Au bout de plusieurs minutes, ses jambes se mirent à trembler sous l’effet du plaisir, si bien qu’elle agrippa le cadre oblong de la psyché. Cette position et ces sensations la renvoyèrent soudainement six mois auparavant. Non, ce n’était pas un rêve, pas plus qu’une simple impression de déjà-vu. Craignant de perdre l’équilibre, Caroline alla s’allonger sur le lit, les deux poings serrés sur son ventre. L’effroi la saisissait à nouveau, mais c’est la puissance du plaisir qui troublait son élocution :
« Dis-moi… Dis-moi que c’est toi… »
Elle tendit l’oreille de toutes ses forces, de toute son âme, mais la voix ne répondit pas.
« Parle-moi encore, s’il te plaît… »
Les poings de Caroline se serrèrent encore plus fort. La présence invisible d’une langue léchant subtilement son sexe la fit trembler de volupté. Elle baissa les yeux vers ses jambes qui s’écartèrent spontanément, mais ne vit pas l’Autre. Une chevelure lui chatouilla le haut des cuisses. Caroline leva brièvement une main au-dessus de son bassin, mais ne toucha que le vide. Bientôt, elle sentit que l’orgasme allait s’emparer d’elle sous ces caresses habiles et délicates. La pression contre son clitoris se fit plus vive et des doigts glissèrent en elle. Plusieurs spasmes la secouèrent subitement et elle serra les cuisses.
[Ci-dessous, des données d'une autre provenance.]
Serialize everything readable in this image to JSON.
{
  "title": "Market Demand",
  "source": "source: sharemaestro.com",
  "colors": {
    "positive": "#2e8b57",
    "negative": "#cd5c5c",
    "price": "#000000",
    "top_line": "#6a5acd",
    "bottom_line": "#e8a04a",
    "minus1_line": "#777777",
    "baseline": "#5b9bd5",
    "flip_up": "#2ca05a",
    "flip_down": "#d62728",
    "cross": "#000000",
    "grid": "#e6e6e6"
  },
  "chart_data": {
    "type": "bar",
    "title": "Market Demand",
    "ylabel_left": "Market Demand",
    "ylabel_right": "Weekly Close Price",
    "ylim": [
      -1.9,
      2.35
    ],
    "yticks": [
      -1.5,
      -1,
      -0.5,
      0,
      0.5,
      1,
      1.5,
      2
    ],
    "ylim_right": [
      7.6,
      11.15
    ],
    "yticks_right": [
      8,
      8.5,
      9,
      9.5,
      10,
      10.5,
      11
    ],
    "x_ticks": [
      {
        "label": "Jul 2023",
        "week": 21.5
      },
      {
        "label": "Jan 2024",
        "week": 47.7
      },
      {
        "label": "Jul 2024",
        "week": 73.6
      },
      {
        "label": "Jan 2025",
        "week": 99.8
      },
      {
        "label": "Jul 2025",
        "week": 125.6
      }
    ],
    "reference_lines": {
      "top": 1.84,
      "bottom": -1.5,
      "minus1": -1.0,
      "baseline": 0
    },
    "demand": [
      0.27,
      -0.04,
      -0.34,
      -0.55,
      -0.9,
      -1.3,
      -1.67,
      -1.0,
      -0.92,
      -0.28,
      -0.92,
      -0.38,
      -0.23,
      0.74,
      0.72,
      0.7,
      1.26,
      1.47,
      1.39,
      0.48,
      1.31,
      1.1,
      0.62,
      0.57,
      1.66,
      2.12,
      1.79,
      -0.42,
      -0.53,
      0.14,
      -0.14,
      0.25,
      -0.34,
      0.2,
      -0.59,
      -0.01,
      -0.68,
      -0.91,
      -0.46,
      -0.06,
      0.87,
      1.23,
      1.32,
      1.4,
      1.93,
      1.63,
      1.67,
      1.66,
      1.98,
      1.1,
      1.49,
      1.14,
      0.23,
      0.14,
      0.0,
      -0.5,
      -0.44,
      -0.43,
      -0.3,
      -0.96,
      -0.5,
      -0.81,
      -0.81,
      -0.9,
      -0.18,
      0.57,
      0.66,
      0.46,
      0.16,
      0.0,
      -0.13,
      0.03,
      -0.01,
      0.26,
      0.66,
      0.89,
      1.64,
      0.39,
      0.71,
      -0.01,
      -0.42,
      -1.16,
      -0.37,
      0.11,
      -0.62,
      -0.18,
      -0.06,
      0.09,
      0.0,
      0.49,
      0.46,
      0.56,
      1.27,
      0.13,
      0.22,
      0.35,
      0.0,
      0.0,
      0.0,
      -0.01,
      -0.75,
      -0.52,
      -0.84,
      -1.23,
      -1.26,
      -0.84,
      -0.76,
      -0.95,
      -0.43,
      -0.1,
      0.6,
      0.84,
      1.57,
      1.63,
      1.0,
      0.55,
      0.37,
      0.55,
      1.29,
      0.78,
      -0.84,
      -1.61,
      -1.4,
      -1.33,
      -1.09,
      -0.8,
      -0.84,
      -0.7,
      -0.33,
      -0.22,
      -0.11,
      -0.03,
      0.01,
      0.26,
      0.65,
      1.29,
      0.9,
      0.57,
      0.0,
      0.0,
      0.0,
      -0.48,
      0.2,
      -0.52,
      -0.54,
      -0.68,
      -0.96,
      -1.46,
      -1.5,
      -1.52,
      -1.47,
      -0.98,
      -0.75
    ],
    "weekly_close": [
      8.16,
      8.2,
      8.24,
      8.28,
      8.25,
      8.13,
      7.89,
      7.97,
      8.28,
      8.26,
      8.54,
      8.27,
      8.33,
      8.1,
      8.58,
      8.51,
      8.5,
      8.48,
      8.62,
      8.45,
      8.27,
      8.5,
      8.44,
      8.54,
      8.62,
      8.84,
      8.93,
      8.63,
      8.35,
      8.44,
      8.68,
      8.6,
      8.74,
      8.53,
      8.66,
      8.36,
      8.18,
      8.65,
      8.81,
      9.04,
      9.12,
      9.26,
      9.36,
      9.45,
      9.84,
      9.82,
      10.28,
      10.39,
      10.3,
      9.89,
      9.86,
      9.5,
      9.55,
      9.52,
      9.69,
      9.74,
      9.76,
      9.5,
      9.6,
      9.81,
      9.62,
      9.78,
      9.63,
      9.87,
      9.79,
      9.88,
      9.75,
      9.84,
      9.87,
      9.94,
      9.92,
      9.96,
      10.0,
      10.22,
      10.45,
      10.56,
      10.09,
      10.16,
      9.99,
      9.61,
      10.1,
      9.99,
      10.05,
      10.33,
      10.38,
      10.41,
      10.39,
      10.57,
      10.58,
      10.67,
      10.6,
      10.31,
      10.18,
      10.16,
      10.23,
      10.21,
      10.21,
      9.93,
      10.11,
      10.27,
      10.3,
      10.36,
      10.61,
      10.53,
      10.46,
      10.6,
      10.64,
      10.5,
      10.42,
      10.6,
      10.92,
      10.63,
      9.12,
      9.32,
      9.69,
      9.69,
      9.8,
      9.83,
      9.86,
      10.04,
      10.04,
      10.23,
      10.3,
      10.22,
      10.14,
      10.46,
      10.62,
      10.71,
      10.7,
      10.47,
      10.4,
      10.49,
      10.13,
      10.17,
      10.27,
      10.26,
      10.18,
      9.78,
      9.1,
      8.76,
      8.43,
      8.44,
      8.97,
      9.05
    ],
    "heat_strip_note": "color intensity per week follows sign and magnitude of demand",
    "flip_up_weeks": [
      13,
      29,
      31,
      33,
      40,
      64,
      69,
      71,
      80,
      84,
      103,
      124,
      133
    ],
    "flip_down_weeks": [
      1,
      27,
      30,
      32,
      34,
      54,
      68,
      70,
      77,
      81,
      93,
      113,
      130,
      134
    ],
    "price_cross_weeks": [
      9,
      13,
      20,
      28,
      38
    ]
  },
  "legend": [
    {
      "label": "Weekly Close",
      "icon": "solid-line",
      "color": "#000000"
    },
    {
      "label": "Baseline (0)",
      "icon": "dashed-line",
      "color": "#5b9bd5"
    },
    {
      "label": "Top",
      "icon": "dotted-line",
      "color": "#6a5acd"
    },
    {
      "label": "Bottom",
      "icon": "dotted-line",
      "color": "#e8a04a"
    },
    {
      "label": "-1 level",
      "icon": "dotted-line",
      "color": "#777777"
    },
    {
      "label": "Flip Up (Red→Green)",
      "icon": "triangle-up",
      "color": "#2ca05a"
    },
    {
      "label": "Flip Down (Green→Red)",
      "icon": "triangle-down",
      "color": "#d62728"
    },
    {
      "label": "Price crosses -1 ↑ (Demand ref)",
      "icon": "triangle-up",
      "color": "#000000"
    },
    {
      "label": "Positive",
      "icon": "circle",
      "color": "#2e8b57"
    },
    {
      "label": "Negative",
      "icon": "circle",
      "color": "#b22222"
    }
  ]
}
Elle ne put contenir les élans de l’extase et à cet instant, se réjouit que personne ne puisse l’entendre crier. Haletante, elle laissa ensuite le plaisir se dissiper doucement.
Elle était en sueur, ce qu’elle remarqua quelques minutes plus tard quand une brise inexplicable se mit à balayer la pièce. Elle eut froid à nouveau. Caroline se redressa et braqua le regard vers l’entrée. La porte était close, rien dans la pièce n’avait bougé. Pourtant, le courant d’air fit s’envoler l’enveloppe posée sur la commode. Elle contempla le pli qui virevolta quelques secondes avec grâce et se posa près d’elle sur la couette. Caroline quitta le lit précipitamment comme pour fuir le contact de l’objet. Puis elle ramassa le peignoir qui gisait sur le parquet en jetant des coups d’œil vers les coins sombres de la chambre. Elle hésita, finit par saisir délicatement le courrier et examina l’inscription de son prénom.
Revenue s’asseoir sur le bord du lit, elle se résolut à ôter avec soin l’adhésif collé sur l’enveloppe. Elle déplia d’une main tremblante la lettre qu’elle contenait. Sur la page décorée de papillons bariolés se déroulait l’écriture soigneuse de son amie Isabelle, de la même encre turquoise que celle de l’enveloppe. Elle se mit à lire à voix haute, pour meubler le silence nocturne avec le chant des mots :
Caroline chérie,
J’ignore combien de temps s’est écoulé depuis mon départ. Mais si tu lis ma lettre en ce moment, c’est que tu es de retour à notre gîte. Du moins, je l’espère. J’ai demandé à Thomas de te remettre cette lettre et je lui ai écrit également. Il sait pourquoi j’ai choisi de partir. Il sait aussi qui tu étais pour moi, et quels tourments me causaient mon attirance pour les femmes. J’espère de tout cœur que malgré les circonstances, il ne t’en veut pas au point de t’avoir écartée de sa vie. Et te concernant, je comprends que tu puisses m’en vouloir. Excuse-moi de t’avoir laissée juste après la magie de notre dernière escapade. Excuse-moi de t’avoir chamboulée, blessée, et de remuer le couteau dans la plaie en te demandant de revenir ici. Mais c’est le seul dernier cadeau que je pouvais t’offrir.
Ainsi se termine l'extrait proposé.